Hacker News new | ask | show | jobs
by wenc 960 days ago
You definitely pay a performance penalty on S3 (S3 is high throughput but high latency storage) so not optimal for (any) database use cases. Local disk will always be faster if you can swing that.

It’s not a DuckDB specific issue (although there’s headroom for improvement — I don’t think DuckDB’s S3 connector is highly optimized). It’s S3.

1 comments

I might’ve been unclear, so to clarify:

The overhead of fetching from S3 via a naive Go implementation (goroutine per object) to disk and then running duckdb on that was lower than using duckdb end-to-end.

I was measuring the S3 overhead in both cases.

No I got you.

Like I said S3 is a high throughput high latency storage. When you fetch the S3 object to disk, that’s a high throughput operation and S3 excels at that. Once on disk DuckDB can operate at low latency.
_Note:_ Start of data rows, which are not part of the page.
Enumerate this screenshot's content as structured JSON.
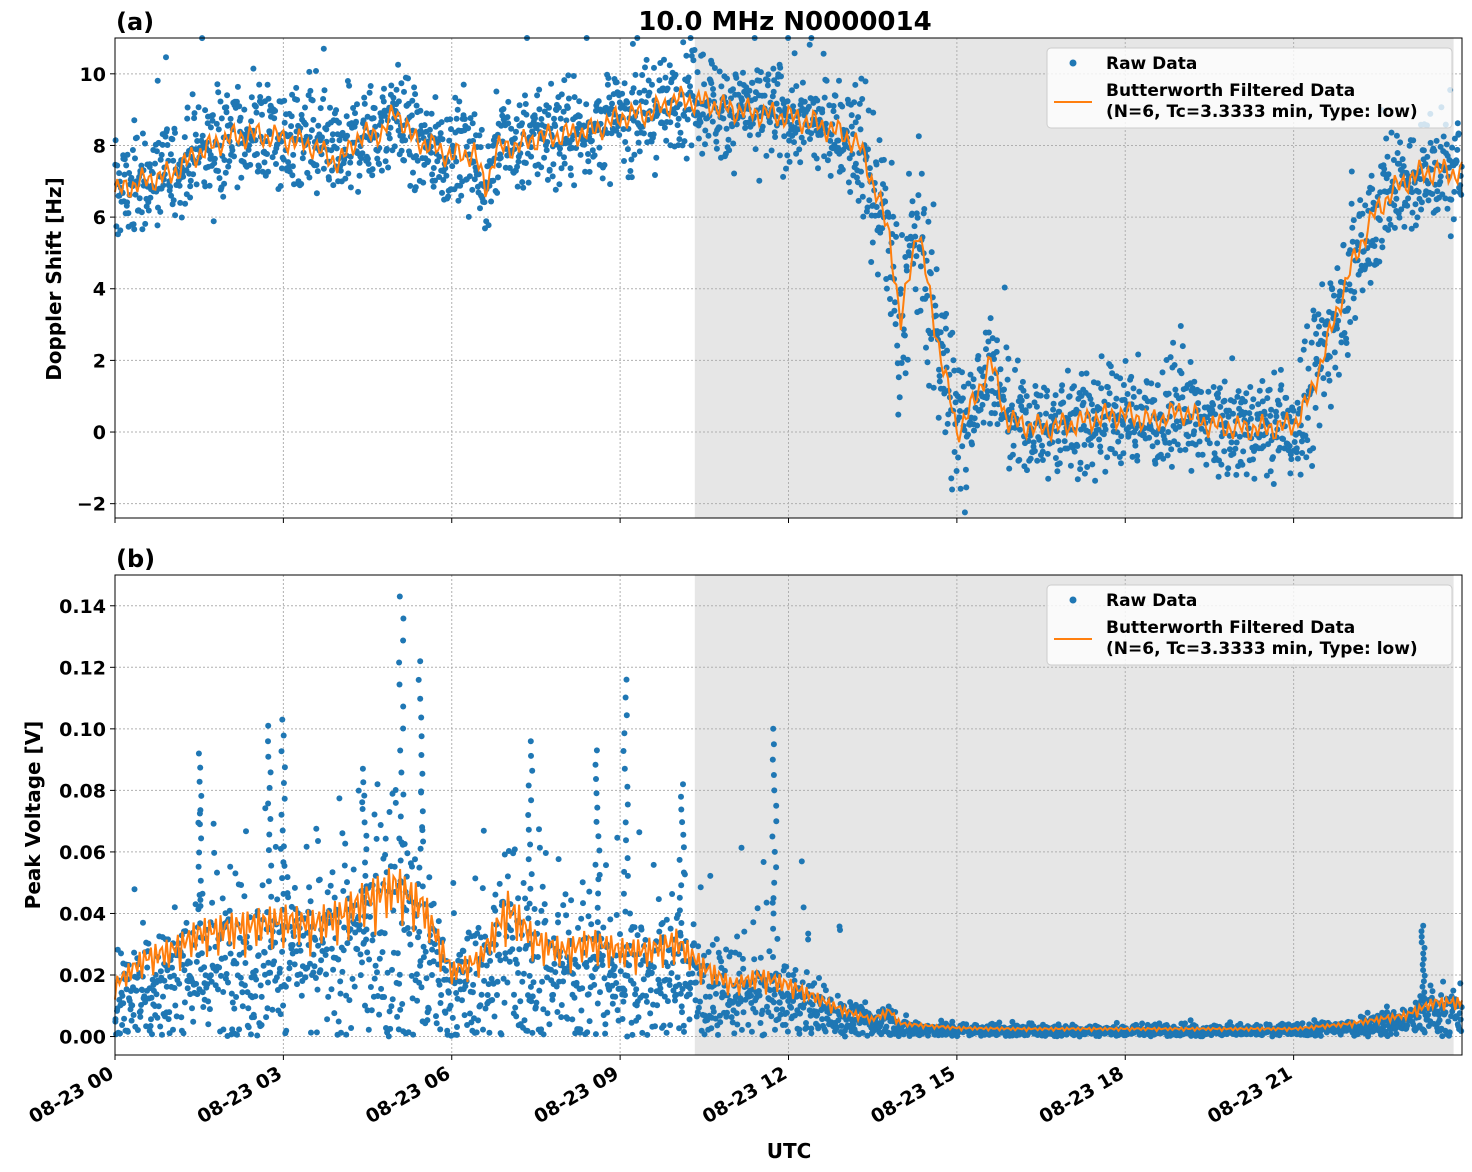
{
  "figure": {
    "title": "10.0 MHz N0000014",
    "xlabel": "UTC",
    "x_tick_labels": [
      "08-23 00",
      "08-23 03",
      "08-23 06",
      "08-23 09",
      "08-23 12",
      "08-23 15",
      "08-23 18",
      "08-23 21"
    ],
    "colors": {
      "raw": "#1f77b4",
      "filtered": "#ff7f0e",
      "shade": "#e6e6e6",
      "grid": "#b0b0b0"
    }
  },
  "legend": {
    "raw_label": "Raw Data",
    "filtered_label_line1": "Butterworth Filtered Data",
    "filtered_label_line2": "(N=6, Tc=3.3333 min, Type: low)"
  },
  "chart_data": [
    {
      "type": "scatter",
      "panel": "(a)",
      "ylabel": "Doppler Shift [Hz]",
      "xlim_hours": [
        0,
        24
      ],
      "ylim": [
        -2.4,
        11
      ],
      "y_ticks": [
        -2,
        0,
        2,
        4,
        6,
        8,
        10
      ],
      "y_tick_labels": [
        "−2",
        "0",
        "2",
        "4",
        "6",
        "8",
        "10"
      ],
      "grid": true,
      "legend_position": "top-right",
      "shaded_x_range_hours": [
        10.33,
        23.85
      ],
      "raw_spread_hz": 1.6,
      "filtered_series": {
        "name": "Butterworth Filtered Data",
        "x_hours": [
          0,
          0.5,
          1,
          1.5,
          2,
          2.5,
          3,
          3.5,
          4,
          4.3,
          4.8,
          5.0,
          5.3,
          5.6,
          6.0,
          6.4,
          6.6,
          6.8,
          7.2,
          7.5,
          8.0,
          8.5,
          9.0,
          9.5,
          9.8,
          10.0,
          10.5,
          11.0,
          11.5,
          12.0,
          12.5,
          13.0,
          13.3,
          13.6,
          13.8,
          14.0,
          14.3,
          14.6,
          14.8,
          15.0,
          15.3,
          15.6,
          15.9,
          16.2,
          16.5,
          17.0,
          17.5,
          18.0,
          18.5,
          19.0,
          19.5,
          20.0,
          20.5,
          21.0,
          21.3,
          21.6,
          22.0,
          22.4,
          22.8,
          23.2,
          23.6,
          24.0
        ],
        "y_hz": [
          6.7,
          7.0,
          7.2,
          7.8,
          8.2,
          8.3,
          8.2,
          8.0,
          7.5,
          8.2,
          8.4,
          9.0,
          8.2,
          8.0,
          7.7,
          7.8,
          6.8,
          7.9,
          8.0,
          8.2,
          8.3,
          8.4,
          8.8,
          8.9,
          9.1,
          9.3,
          9.2,
          9.0,
          8.9,
          8.8,
          8.6,
          8.3,
          7.9,
          6.5,
          5.5,
          3.0,
          5.8,
          3.0,
          1.5,
          0.0,
          0.8,
          2.0,
          0.3,
          0.2,
          0.1,
          0.2,
          0.4,
          0.5,
          0.3,
          0.6,
          0.2,
          0.1,
          0.1,
          0.2,
          1.0,
          2.5,
          4.5,
          6.0,
          6.8,
          7.2,
          7.3,
          7.2
        ]
      }
    },
    {
      "type": "scatter",
      "panel": "(b)",
      "ylabel": "Peak Voltage [V]",
      "xlim_hours": [
        0,
        24
      ],
      "ylim": [
        -0.006,
        0.15
      ],
      "y_ticks": [
        0.0,
        0.02,
        0.04,
        0.06,
        0.08,
        0.1,
        0.12,
        0.14
      ],
      "y_tick_labels": [
        "0.00",
        "0.02",
        "0.04",
        "0.06",
        "0.08",
        "0.10",
        "0.12",
        "0.14"
      ],
      "grid": true,
      "legend_position": "top-right",
      "shaded_x_range_hours": [
        10.33,
        23.85
      ],
      "filtered_series": {
        "name": "Butterworth Filtered Data",
        "x_hours": [
          0,
          0.5,
          1,
          1.5,
          2,
          2.5,
          3,
          3.5,
          4,
          4.5,
          5.0,
          5.5,
          6.0,
          6.5,
          7.0,
          7.5,
          8.0,
          8.5,
          9.0,
          9.5,
          10.0,
          10.5,
          11.0,
          11.5,
          12.0,
          12.5,
          13.0,
          13.5,
          13.8,
          14.0,
          14.5,
          15.0,
          16,
          17,
          18,
          19,
          20,
          21,
          22,
          22.5,
          23.0,
          23.5,
          24.0
        ],
        "y_v": [
          0.012,
          0.018,
          0.02,
          0.024,
          0.025,
          0.026,
          0.027,
          0.026,
          0.028,
          0.032,
          0.035,
          0.03,
          0.015,
          0.018,
          0.03,
          0.022,
          0.02,
          0.022,
          0.02,
          0.02,
          0.022,
          0.016,
          0.012,
          0.014,
          0.012,
          0.009,
          0.006,
          0.004,
          0.006,
          0.003,
          0.0025,
          0.002,
          0.0018,
          0.0018,
          0.0018,
          0.0018,
          0.0018,
          0.0018,
          0.003,
          0.004,
          0.005,
          0.008,
          0.008
        ]
      },
      "spikes": [
        {
          "x_hours": 1.5,
          "y_v": 0.092
        },
        {
          "x_hours": 2.75,
          "y_v": 0.101
        },
        {
          "x_hours": 3.0,
          "y_v": 0.103
        },
        {
          "x_hours": 4.45,
          "y_v": 0.087
        },
        {
          "x_hours": 5.1,
          "y_v": 0.143
        },
        {
          "x_hours": 5.45,
          "y_v": 0.122
        },
        {
          "x_hours": 7.4,
          "y_v": 0.096
        },
        {
          "x_hours": 8.6,
          "y_v": 0.093
        },
        {
          "x_hours": 9.1,
          "y_v": 0.116
        },
        {
          "x_hours": 10.1,
          "y_v": 0.082
        },
        {
          "x_hours": 11.75,
          "y_v": 0.1
        },
        {
          "x_hours": 23.3,
          "y_v": 0.036
        }
      ]
    }
  ]
}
If you run DuckDB end to end as a database engine on S3, it has to do partial reads on parquet on S3 etc. and has to deal with S3 latencies and it can end up being slower than what you described above.

For long running operations where I can chunk the data, I often copy chunks to local disk before running DuckDB. It’s a lot faster than running DuckDB directly on S3.

The downside is I need enough disk space.

Theoretically reading directly from s3 should be faster. Downloading all the data from s3 and then running the query locally is basically an extreme form of pre-fetching. DuckDB could be written to pre-fetch data concurrently using some heuristics and provide similar or better performance.
Makes sense — every S3 call is high latency so the fewer you make the better.

Prefetching would help reduce the number of those high latency calls which databases naturally make.

We often think of S3 as a file system but it isn’t one — it differs in fundamental ways from one. (Also treating it as a filesystem isn’t performant at all — I tried s3fs and mountpoint but both were slow)

Oh, yeah, that does make sense, and I suppose it might also be a better approach if the objects were large (especially if you can avoid reading some parts). In that case prefetching could be wasteful (or result in OOMs).

I didn’t think of that - thanks for the explanation!